Here’s my recommendation
Before you take your next road trip, check to make sure you have a jack and a spare tire in your trunk. It could save you a ton of grief.
Here’s another headache related to spare tires in newer cars.
In an effort to ensure that cars have optimal tire pressure for best fuel economy, tires on some cars contain sensors that “talk” to the car’s brain box, which illuminates a warning light when tire pressure is low. I learned about this high-tech system while attending the Automotive Oil Change Association show a couple years ago. Someone there shared a story about his indicator light illuminating. He stopped at the nearest gas station and checked tire pressure in all four tires. All good. He got back on the road and the light came back on. Eventually he figured it out. The tire pressure in his spare was low.
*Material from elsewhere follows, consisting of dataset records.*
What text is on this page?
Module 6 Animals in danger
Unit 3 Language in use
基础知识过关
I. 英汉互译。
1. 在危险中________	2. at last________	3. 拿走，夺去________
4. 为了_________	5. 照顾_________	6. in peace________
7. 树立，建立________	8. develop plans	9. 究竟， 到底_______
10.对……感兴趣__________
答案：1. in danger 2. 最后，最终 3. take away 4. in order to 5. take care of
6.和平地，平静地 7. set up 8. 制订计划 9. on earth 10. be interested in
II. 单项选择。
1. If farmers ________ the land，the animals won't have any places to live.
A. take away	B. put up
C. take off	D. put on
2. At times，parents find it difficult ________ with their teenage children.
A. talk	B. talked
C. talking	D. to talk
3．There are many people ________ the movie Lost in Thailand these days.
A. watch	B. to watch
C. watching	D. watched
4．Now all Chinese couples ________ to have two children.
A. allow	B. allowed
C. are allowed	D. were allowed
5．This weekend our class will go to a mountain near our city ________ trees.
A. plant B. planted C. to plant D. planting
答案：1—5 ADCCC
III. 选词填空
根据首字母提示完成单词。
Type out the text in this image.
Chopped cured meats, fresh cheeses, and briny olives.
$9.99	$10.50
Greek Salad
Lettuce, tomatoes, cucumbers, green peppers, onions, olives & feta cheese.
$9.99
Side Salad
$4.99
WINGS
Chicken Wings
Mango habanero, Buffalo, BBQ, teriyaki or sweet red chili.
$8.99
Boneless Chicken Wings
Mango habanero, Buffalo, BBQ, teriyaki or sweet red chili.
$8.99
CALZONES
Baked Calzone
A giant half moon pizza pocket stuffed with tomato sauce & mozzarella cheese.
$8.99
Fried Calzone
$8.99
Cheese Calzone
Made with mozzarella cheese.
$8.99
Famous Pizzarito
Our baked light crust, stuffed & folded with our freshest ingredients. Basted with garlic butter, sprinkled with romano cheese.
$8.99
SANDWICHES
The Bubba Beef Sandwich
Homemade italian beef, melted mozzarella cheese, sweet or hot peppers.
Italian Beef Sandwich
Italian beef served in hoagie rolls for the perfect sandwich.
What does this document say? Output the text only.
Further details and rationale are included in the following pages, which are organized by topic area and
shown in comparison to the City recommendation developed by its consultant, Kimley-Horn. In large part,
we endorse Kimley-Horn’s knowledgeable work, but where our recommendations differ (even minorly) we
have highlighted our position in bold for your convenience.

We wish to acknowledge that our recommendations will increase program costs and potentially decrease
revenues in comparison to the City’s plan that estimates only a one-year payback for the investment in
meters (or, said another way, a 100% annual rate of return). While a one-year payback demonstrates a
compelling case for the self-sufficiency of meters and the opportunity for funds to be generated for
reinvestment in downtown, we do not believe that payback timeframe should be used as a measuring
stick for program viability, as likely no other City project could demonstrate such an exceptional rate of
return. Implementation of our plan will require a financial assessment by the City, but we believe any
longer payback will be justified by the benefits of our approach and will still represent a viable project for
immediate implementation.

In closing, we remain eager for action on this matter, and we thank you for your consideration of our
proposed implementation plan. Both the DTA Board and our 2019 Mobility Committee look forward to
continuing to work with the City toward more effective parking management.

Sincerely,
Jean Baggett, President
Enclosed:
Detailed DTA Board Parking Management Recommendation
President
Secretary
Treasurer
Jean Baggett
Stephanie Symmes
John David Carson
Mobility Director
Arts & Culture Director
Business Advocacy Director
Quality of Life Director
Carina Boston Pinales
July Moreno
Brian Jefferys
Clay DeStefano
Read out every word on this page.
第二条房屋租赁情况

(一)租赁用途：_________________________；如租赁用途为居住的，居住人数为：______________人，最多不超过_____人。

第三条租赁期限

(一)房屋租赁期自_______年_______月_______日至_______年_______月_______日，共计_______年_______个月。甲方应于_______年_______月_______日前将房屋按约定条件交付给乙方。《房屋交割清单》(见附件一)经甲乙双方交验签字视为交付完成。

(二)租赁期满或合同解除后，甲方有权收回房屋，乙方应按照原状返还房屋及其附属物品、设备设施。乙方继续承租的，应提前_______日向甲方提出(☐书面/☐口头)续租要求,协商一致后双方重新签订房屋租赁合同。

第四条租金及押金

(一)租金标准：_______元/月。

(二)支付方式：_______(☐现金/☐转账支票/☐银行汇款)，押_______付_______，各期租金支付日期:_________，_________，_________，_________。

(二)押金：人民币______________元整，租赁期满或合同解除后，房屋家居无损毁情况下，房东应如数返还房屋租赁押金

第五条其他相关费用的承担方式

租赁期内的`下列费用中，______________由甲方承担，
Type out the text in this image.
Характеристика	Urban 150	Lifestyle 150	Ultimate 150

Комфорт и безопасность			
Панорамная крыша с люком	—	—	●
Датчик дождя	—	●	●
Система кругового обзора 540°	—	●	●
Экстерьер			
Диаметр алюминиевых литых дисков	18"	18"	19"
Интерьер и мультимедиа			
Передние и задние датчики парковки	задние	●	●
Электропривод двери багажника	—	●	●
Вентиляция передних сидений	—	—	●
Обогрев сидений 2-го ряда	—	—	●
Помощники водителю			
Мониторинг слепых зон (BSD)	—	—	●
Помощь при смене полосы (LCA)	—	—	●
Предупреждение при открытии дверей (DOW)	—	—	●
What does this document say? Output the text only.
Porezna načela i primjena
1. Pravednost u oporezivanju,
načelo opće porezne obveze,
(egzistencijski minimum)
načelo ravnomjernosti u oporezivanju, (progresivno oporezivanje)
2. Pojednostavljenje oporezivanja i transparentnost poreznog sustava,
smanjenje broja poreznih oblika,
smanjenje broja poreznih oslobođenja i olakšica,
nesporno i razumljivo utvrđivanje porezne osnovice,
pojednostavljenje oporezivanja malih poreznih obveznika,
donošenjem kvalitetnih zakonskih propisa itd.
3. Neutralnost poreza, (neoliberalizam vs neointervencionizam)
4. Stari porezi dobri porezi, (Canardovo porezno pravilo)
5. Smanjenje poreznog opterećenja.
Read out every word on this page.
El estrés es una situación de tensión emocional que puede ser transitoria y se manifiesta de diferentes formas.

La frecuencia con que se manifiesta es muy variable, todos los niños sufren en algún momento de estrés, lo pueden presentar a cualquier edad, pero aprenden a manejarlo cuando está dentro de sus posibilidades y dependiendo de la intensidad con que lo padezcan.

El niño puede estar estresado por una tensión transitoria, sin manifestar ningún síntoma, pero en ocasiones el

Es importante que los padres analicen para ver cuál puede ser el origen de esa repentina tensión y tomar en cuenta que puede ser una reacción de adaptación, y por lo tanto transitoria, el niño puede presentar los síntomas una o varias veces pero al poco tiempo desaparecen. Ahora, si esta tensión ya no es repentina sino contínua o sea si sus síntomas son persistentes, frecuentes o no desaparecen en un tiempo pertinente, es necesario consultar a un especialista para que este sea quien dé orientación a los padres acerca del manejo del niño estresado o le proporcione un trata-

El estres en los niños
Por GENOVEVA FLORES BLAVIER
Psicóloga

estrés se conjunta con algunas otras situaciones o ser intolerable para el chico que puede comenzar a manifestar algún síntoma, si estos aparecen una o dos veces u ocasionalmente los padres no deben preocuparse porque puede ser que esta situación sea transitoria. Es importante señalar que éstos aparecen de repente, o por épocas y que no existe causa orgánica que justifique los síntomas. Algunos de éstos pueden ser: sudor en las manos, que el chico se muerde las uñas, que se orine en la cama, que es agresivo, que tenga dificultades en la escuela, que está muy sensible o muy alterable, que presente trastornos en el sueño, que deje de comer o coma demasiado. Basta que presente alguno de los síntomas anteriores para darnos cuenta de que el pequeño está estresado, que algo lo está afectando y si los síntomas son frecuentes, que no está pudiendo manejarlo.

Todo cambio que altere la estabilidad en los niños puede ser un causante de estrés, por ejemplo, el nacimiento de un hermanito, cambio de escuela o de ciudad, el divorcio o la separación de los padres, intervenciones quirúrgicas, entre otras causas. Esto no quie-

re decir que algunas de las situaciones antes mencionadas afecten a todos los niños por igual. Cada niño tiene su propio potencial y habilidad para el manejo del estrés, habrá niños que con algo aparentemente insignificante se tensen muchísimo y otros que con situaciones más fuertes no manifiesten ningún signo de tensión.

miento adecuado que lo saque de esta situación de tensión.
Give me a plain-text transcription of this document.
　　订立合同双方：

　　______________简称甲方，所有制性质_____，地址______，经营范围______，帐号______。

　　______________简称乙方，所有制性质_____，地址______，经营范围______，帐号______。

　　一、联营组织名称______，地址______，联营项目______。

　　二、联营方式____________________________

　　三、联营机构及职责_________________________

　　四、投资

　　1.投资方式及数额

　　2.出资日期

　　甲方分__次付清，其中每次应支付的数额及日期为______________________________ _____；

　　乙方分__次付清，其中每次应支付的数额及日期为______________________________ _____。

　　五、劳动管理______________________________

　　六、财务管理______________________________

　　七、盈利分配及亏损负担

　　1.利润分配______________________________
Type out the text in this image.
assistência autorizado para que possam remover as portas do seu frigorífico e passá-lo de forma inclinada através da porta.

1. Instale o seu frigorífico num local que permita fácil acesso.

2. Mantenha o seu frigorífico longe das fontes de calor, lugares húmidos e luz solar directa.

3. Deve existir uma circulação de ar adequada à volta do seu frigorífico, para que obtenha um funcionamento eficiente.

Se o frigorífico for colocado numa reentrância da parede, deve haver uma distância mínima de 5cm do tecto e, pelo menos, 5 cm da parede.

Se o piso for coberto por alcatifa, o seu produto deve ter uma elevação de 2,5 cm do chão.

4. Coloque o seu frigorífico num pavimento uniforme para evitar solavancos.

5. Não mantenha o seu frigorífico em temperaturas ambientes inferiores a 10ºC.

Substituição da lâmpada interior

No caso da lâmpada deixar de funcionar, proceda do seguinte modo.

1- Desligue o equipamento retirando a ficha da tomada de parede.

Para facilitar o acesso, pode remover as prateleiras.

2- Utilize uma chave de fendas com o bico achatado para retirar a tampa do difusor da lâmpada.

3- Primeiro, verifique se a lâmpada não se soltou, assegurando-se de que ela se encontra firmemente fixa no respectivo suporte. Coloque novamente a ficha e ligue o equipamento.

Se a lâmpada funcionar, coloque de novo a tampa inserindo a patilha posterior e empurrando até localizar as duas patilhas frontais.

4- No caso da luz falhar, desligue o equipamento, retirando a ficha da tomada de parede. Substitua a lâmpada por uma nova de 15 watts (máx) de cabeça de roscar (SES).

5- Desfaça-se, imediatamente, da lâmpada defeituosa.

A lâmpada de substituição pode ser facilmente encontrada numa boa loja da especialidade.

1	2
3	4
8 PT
The article I read mentioned that there are new cars that come equipped with a tire-inflator kit to help get you back on the road in the event of a flat so you can reach safety. They suggest you familiarize yourself with the way these devices work. That is, don’t wait until a flat at 2:00 a.m. on Highway 80 through Chicago to figure it out. Read the instructions when you first get the car. While you’re at it, check the expiration date. Four to eight years is the usual lifespan on these items.
Just a few tips to help ensure your next road trip goes smoothly.